Un Bob Dylan d’altri tempi come questo non si era mai visto

11 settembre 2001, New York. Una data, un luogo e una tragedia che nessuno può scordare. Lo spartiacque tra vecchio e nuovo millennio. Un evento di portata talmente grande che tutti ricordano dove erano e che cosa stavano facendo quando sono venuti a conoscenza della notizia dell’attentato alle Twin Towers. Di quell’impensabile giorno in cui due aerei si sono infilati in due grattacieli. Nei giorni immediatamente seguenti le radio americane ricevettero un elenco di canzoni che sarebbe stato meglio non trasmettere: alcune perché "liricamente discutibili", altre per motivi politici. Ma l'11 settembre 2001 è anche il giorno in cui uscì il 31esimo album in studio di Bob Dylan, "Love and theft". Quella che potete leggere più sotto è la nostra recensione di quel disco.
Un Dylan d’altri tempi come questo non si era mai visto. 12 canzoni letteralmente “out of time”, fuori dal tempo, lontane dal presente musicale e fuori da ogni moda.

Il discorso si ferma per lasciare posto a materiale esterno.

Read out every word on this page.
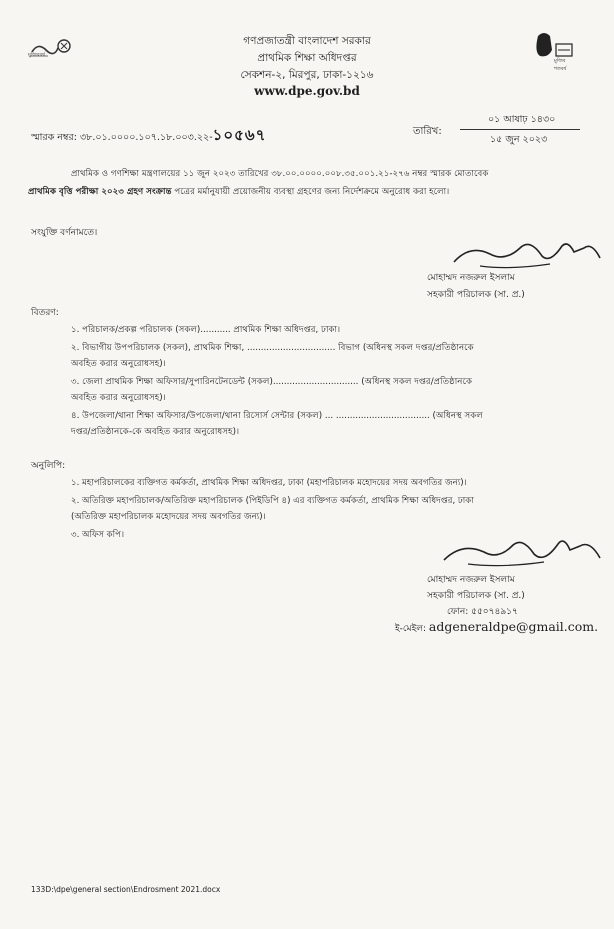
মুজিববর্ষ
মুজিব শতবর্ষ
গণপ্রজাতন্ত্রী বাংলাদেশ সরকার
প্রাথমিক শিক্ষা অধিদপ্তর
সেকশন-২, মিরপুর, ঢাকা-১২১৬
www.dpe.gov.bd
স্মারক নম্বর: ৩৮.০১.০০০০.১০৭.১৮.০০৩.২২-১০৫৬৭	তারিখ:
০১ আষাঢ় ১৪৩০
১৫ জুন ২০২৩
প্রাথমিক ও গণশিক্ষা মন্ত্রণালয়ের ১১ জুন ২০২৩ তারিখের ৩৮.০০.০০০০.০০৮.৩৫.০০১.২১-২৭৬ নম্বর স্মারক মোতাবেক
প্রাথমিক বৃত্তি পরীক্ষা ২০২৩ গ্রহণ সংক্রান্ত পত্রের মর্মানুযায়ী প্রয়োজনীয় ব্যবস্থা গ্রহণের জন্য নির্দেশক্রমে অনুরোধ করা হলো।
সংযুক্তি বর্ণনামতে।
মোহাম্মদ নজরুল ইসলাম
সহকারী পরিচালক (সা. প্র.)
বিতরণ:
১. পরিচালক/প্রকল্প পরিচালক (সকল)........... প্রাথমিক শিক্ষা অধিদপ্তর, ঢাকা।
২. বিভাগীয় উপপরিচালক (সকল), প্রাথমিক শিক্ষা, ................................ বিভাগ (অধিনস্থ সকল দপ্তর/প্রতিষ্ঠানকে
অবহিত করার অনুরোধসহ)।
৩. জেলা প্রাথমিক শিক্ষা অফিসার/সুপারিনটেনডেন্ট (সকল)............................... (অধিনস্থ সকল দপ্তর/প্রতিষ্ঠানকে
অবহিত করার অনুরোধসহ)।
৪. উপজেলা/থানা শিক্ষা অফিসার/উপজেলা/থানা রিসোর্স সেন্টার (সকল) ... .................................. (অধিনস্থ সকল
দপ্তর/প্রতিষ্ঠানকে-কে অবহিত করার অনুরোধসহ)।
অনুলিপি:
১. মহাপরিচালকের ব্যক্তিগত কর্মকর্তা, প্রাথমিক শিক্ষা অধিদপ্তর, ঢাকা (মহাপরিচালক মহোদয়ের সদয় অবগতির জন্য)।
২. অতিরিক্ত মহাপরিচালক/অতিরিক্ত মহাপরিচালক (পিইডিপি ৪) এর ব্যক্তিগত কর্মকর্তা, প্রাথমিক শিক্ষা অধিদপ্তর, ঢাকা
(অতিরিক্ত মহাপরিচালক মহোদয়ের সদয় অবগতির জন্য)।
৩. অফিস কপি।
মোহাম্মদ নজরুল ইসলাম
সহকারী পরিচালক (সা. প্র.)
ফোন: ৫৫০৭৪৯১৭
ই-মেইল: adgeneraldpe@gmail.com.
133D:\dpe\general section\Endrosment 2021.docx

Che Dylan se ne infischiasse di tutto e di tutti, che fosse un bastian contrario a cui piace spiazzare il pubblico era cosa nota. Qualcuno si ricorderà la svolta elettrica, la svolta country, la svolta mistica, e potremmo andare avanti per un po’. Questo disco è “la svolta swing/blues”? Non proprio, è difficile parlare ancora in questi termini del sommo vate del rock. Ormai è letteralmente su un altro pianeta.

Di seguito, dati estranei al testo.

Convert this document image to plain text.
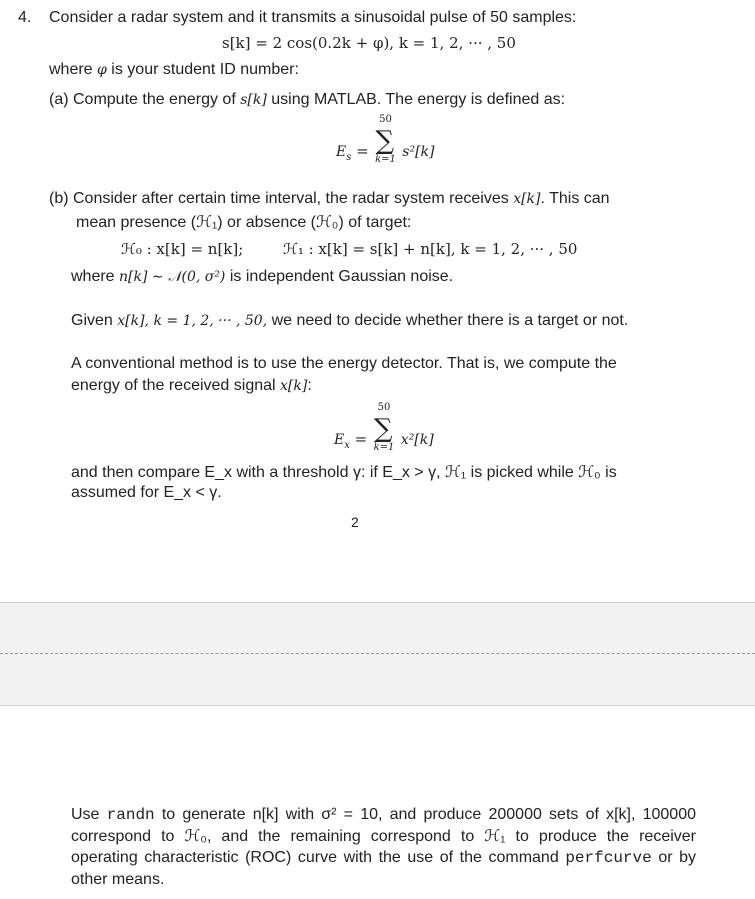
4. Consider a radar system and it transmits a sinusoidal pulse of 50 samples:
s[k] = 2 cos(0.2k + φ), k = 1, 2, ··· , 50
where φ is your student ID number:
(a) Compute the energy of s[k] using MATLAB. The energy is defined as:
$E_s$ =
50
∑
k=1 s²[k]
(b) Consider after certain time interval, the radar system receives x[k]. This can
mean presence (ℋ₁) or absence (ℋ₀) of target:
ℋ₀ : x[k] = n[k];	ℋ₁ : x[k] = s[k] + n[k], k = 1, 2, ··· , 50
where n[k] ∼ 𝒩(0, σ²) is independent Gaussian noise.
Given x[k], k = 1, 2, ··· , 50, we need to decide whether there is a target or not.
A conventional method is to use the energy detector. That is, we compute the
energy of the received signal x[k]:
$E_x$ =
50
∑
k=1 x²[k]
and then compare E_x with a threshold γ: if E_x > γ, ℋ₁ is picked while ℋ₀ is
assumed for E_x < γ.
2
Use randn to generate n[k] with σ² = 10, and produce 200000 sets of x[k], 100000 correspond to ℋ₀, and the remaining correspond to ℋ₁ to produce the receiver operating characteristic (ROC) curve with the use of the command perfcurve or by other means.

“Love and theft” ha colto e coglierà di sorpresa un po’ tutti. E’ stato annunciato dallo stesso Dylan con un paio di inaspettate interviste un paio di mesi fa, ed ha suscitato parecchia curiosità. Qualcuno l’aveva definito "Nashville skyline" parte due, ovvero una ipotetica continuazione di quel lavoro che, alla fine degli anni '60, segnò una (temporanea) svolta country di Dylan. Il disco, invece, è una conferma quasi letterale delle parole che Dylan, per una volta meno criptico del solito nelle sue affermazioni, disse al quotidiano statunitense U.S.A. Today lo scorso 16 luglio: “Tutte le canzoni sono variazioni sul tema delle 12 battute e su melodie basate sul blues. La musica in questo caso è una griglia elettronica, mentre i testi sono la sotto-struttura che tiene tutto insieme”.
Di elettronico, ovviamente, non c'è nulla in questo disco, come peraltro era facile prevedere. Per il resto si tratta di melodie decisamente retrò, liricamente strutturate sulla forma della ballata blues e country, ricche di citazioni letterarie: dal “Il Grande Gatsby” di Francis Scott Fitzgerald (la frase “you can't repeat the past”, “non puoi ripetere il passato” ripresa in “Summer days”), a Sheakespeare (Otello e Desdemona, in “Po’ boy” e e Romeo e Giulietta in “Floater”).
Senza colpo ferire, Dylan passa dal blues (“Honest with me”, “Cry awhile”, "Lonesome day blues") al rockabilly ("Tweedle dee and tweedle dum", “Summer days”), dal country (“High country”, “Po’ Bo”) allo swing (“By and by”, “Moonlight”), esplorando territori praticamente mai battuti nella sua lunga carriera. Un plauso, in questa cavalcata, va alla band, che è quella che l’ha accompagnato recentemente nel suo “Never ending tour”. Larry Campbell, David Kemper, Tony Garnier e Charlie Sexton, con l'aggiunta del tastierista Augie Myers. “Love and theft”, insomma , non rappresenta nessuna svolta, ma solo l’ennesima grande conferma di un artista che, dopo quasi quarant’anni di carriera, non ha ancora smesso di cambiare e di stupire.